Siler City City Hall, also known as the Siler City Town Hall or Municipal Building, is a historic city hall located at Siler City, Chatham County, North Carolina. It is a two-story, T-shaped, seven-bay Colonial Revival style building. It is faced in granite and features a two-story, tetrastyle pedimented pavilion with a portico in antis. It is one of three extant Works Progress Administration buildings in Chatham County.

The building was constructed on the site of the former Thompson School, a private school that had operated in the late 1800s and that had been torn down in 1932. In 1939 the town signed an agreement to purchase the property for $6,701.

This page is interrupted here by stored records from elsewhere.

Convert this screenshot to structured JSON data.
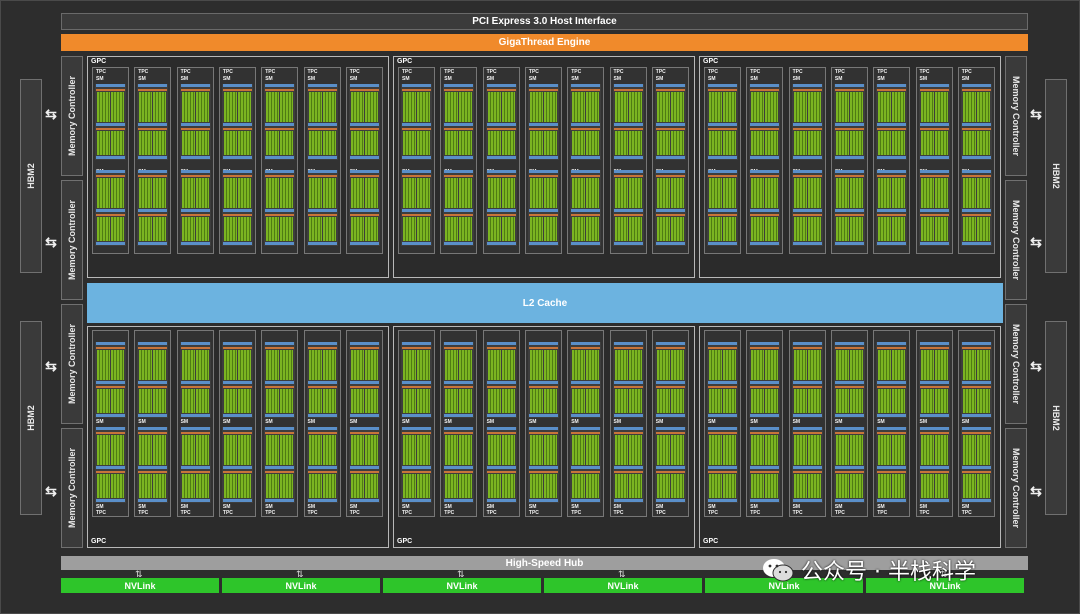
{
  "top_bus": {
    "pcie_label": "PCI Express 3.0 Host Interface",
    "gigathread_label": "GigaThread Engine"
  },
  "memory": {
    "hbm_label": "HBM2",
    "controller_label": "Memory Controller"
  },
  "gpc_label": "GPC",
  "tpc_label": "TPC",
  "sm_label": "SM",
  "l2_label": "L2 Cache",
  "hub_label": "High-Speed Hub",
  "nvlinks": [
    "NVLink",
    "NVLink",
    "NVLink",
    "NVLink",
    "NVLink",
    "NVLink"
  ],
  "watermark": {
    "text": "公众号 · 半栈科学",
    "icon": "wechat-logo"
  },
  "colors": {
    "gigathread": "#f08a2b",
    "l2_cache": "#6cb3e0",
    "nvlink": "#2ec52a",
    "cuda_core": "#7bb521",
    "hub": "#9e9e9e"
  }
}
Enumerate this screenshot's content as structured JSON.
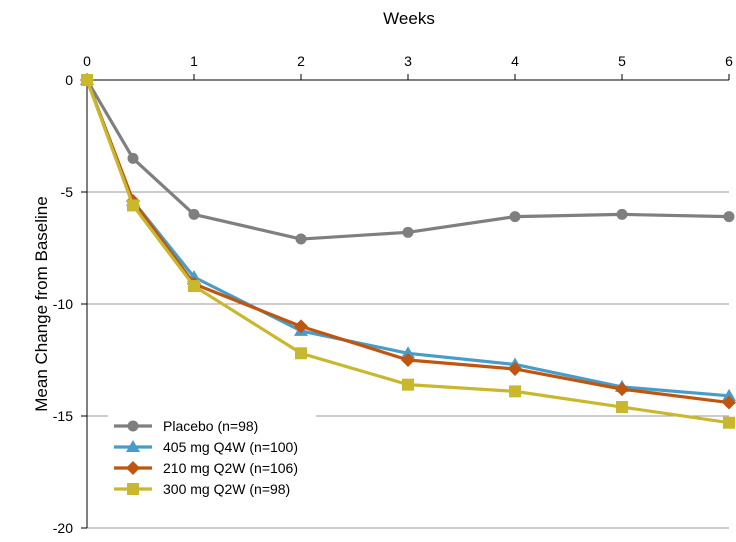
{
  "chart_data": {
    "type": "line",
    "title": "",
    "xlabel": "Weeks",
    "ylabel": "Mean Change from Baseline",
    "x_axis_position": "top",
    "xlim": [
      0,
      6
    ],
    "ylim": [
      -20,
      0
    ],
    "x_ticks": [
      "0",
      "1",
      "2",
      "3",
      "4",
      "5",
      "6"
    ],
    "y_ticks": [
      "0",
      "-5",
      "-10",
      "-15",
      "-20"
    ],
    "grid": "horizontal",
    "legend_position": "bottom-left",
    "x": [
      0,
      0.43,
      1,
      2,
      3,
      4,
      5,
      6
    ],
    "series": [
      {
        "name": "Placebo (n=98)",
        "color": "#7f7f7f",
        "marker": "circle",
        "values": [
          0,
          -3.5,
          -6.0,
          -7.1,
          -6.8,
          -6.1,
          -6.0,
          -6.1
        ]
      },
      {
        "name": "405 mg Q4W (n=100)",
        "color": "#4a9cc8",
        "marker": "triangle",
        "values": [
          0,
          -5.4,
          -8.8,
          -11.2,
          -12.2,
          -12.7,
          -13.7,
          -14.1
        ]
      },
      {
        "name": "210 mg Q2W (n=106)",
        "color": "#c0550f",
        "marker": "diamond",
        "values": [
          0,
          -5.4,
          -9.1,
          -11.0,
          -12.5,
          -12.9,
          -13.8,
          -14.4
        ]
      },
      {
        "name": "300 mg Q2W (n=98)",
        "color": "#c9b82e",
        "marker": "square",
        "values": [
          0,
          -5.6,
          -9.2,
          -12.2,
          -13.6,
          -13.9,
          -14.6,
          -15.3
        ]
      }
    ]
  }
}
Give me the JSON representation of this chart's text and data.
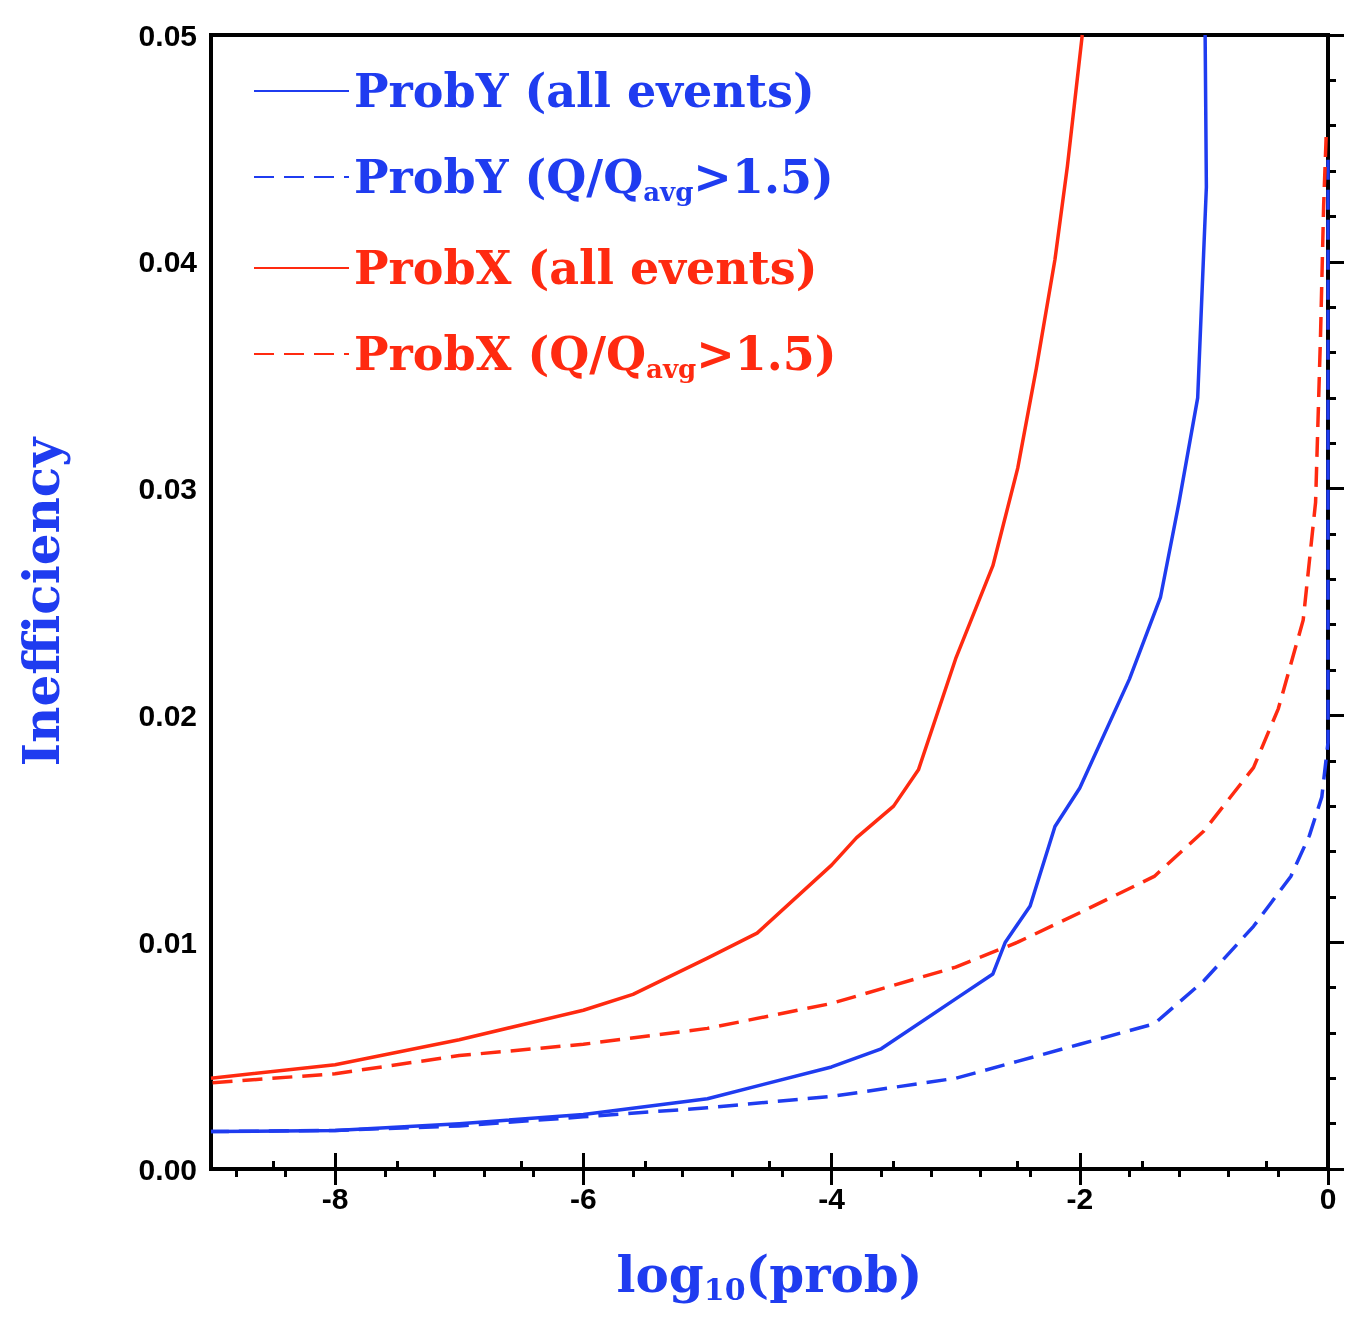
{
  "chart_data": {
    "type": "line",
    "xlabel": "log$_{10}$(prob)",
    "ylabel": "Inefficiency",
    "xlim": [
      -9,
      0
    ],
    "ylim": [
      0,
      0.05
    ],
    "xticks": [
      -8,
      -6,
      -4,
      -2,
      0
    ],
    "yticks": [
      {
        "value": 0,
        "label": "0.00"
      },
      {
        "value": 0.01,
        "label": "0.01"
      },
      {
        "value": 0.02,
        "label": "0.02"
      },
      {
        "value": 0.03,
        "label": "0.03"
      },
      {
        "value": 0.04,
        "label": "0.04"
      },
      {
        "value": 0.05,
        "label": "0.05"
      }
    ],
    "grid": false,
    "legend": "top left",
    "marker": "none",
    "series": [
      {
        "name": "ProbY (all events)",
        "color": "#1f3cf0",
        "line_style": "solid",
        "x": [
          -9,
          -8,
          -7,
          -6,
          -5,
          -4,
          -3.6,
          -3,
          -2.7,
          -2.6,
          -2.4,
          -2.2,
          -2,
          -1.6,
          -1.35,
          -1.2,
          -1.05,
          -0.98,
          -0.99
        ],
        "values": [
          0.00165,
          0.0017,
          0.002,
          0.0024,
          0.0031,
          0.0045,
          0.0053,
          0.0075,
          0.0086,
          0.01,
          0.0116,
          0.0151,
          0.0168,
          0.0216,
          0.0252,
          0.0294,
          0.034,
          0.0433,
          0.05
        ]
      },
      {
        "name": "ProbY (Q/Q$_{avg}$>1.5)",
        "color": "#1f3cf0",
        "line_style": "dashed",
        "x": [
          -9,
          -8,
          -7,
          -6,
          -5,
          -4,
          -3,
          -2,
          -1.4,
          -1,
          -0.6,
          -0.3,
          -0.15,
          -0.05,
          0,
          0
        ],
        "values": [
          0.00165,
          0.0017,
          0.0019,
          0.0023,
          0.0027,
          0.0032,
          0.004,
          0.0055,
          0.0064,
          0.0083,
          0.0107,
          0.0129,
          0.0147,
          0.0164,
          0.0188,
          0.0445
        ]
      },
      {
        "name": "ProbX (all events)",
        "color": "#ff2a10",
        "line_style": "solid",
        "x": [
          -9,
          -8,
          -7,
          -6,
          -5.6,
          -5,
          -4.6,
          -4,
          -3.8,
          -3.5,
          -3.3,
          -3,
          -2.7,
          -2.5,
          -2.35,
          -2.2,
          -2.1,
          -1.98
        ],
        "values": [
          0.004,
          0.0046,
          0.0057,
          0.007,
          0.0077,
          0.0093,
          0.0104,
          0.0134,
          0.0146,
          0.016,
          0.0176,
          0.0225,
          0.0266,
          0.0309,
          0.0353,
          0.0401,
          0.0442,
          0.05
        ]
      },
      {
        "name": "ProbX (Q/Q$_{avg}$>1.5)",
        "color": "#ff2a10",
        "line_style": "dashed",
        "x": [
          -9,
          -8,
          -7,
          -6,
          -5,
          -4,
          -3,
          -2.5,
          -2,
          -1.4,
          -1,
          -0.6,
          -0.4,
          -0.2,
          -0.1,
          -0.06,
          -0.035,
          -0.015
        ],
        "values": [
          0.0038,
          0.0042,
          0.005,
          0.0055,
          0.0062,
          0.0073,
          0.0089,
          0.01,
          0.0113,
          0.0129,
          0.0149,
          0.0177,
          0.0203,
          0.0242,
          0.0294,
          0.0368,
          0.0425,
          0.0455
        ]
      }
    ]
  }
}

In February 1939, the town board of commissioners selected R. R. Markley, a Durham architect, to design the building and selected Carl Phillips, a Siler City contractor, to oversee construction. Granite for the construction was mined from the R. F. Hedrick quarry in Randolph County, and construction was completed in September 1940. The total cost of construction was $72,289, $51,000 of which was provided by a grant from the Works Progress Administration. Use of the building began in the autumn of 1940, and the formal dedication was held November 11, 1941.

It was listed on the National Register of Historic Places in 1998.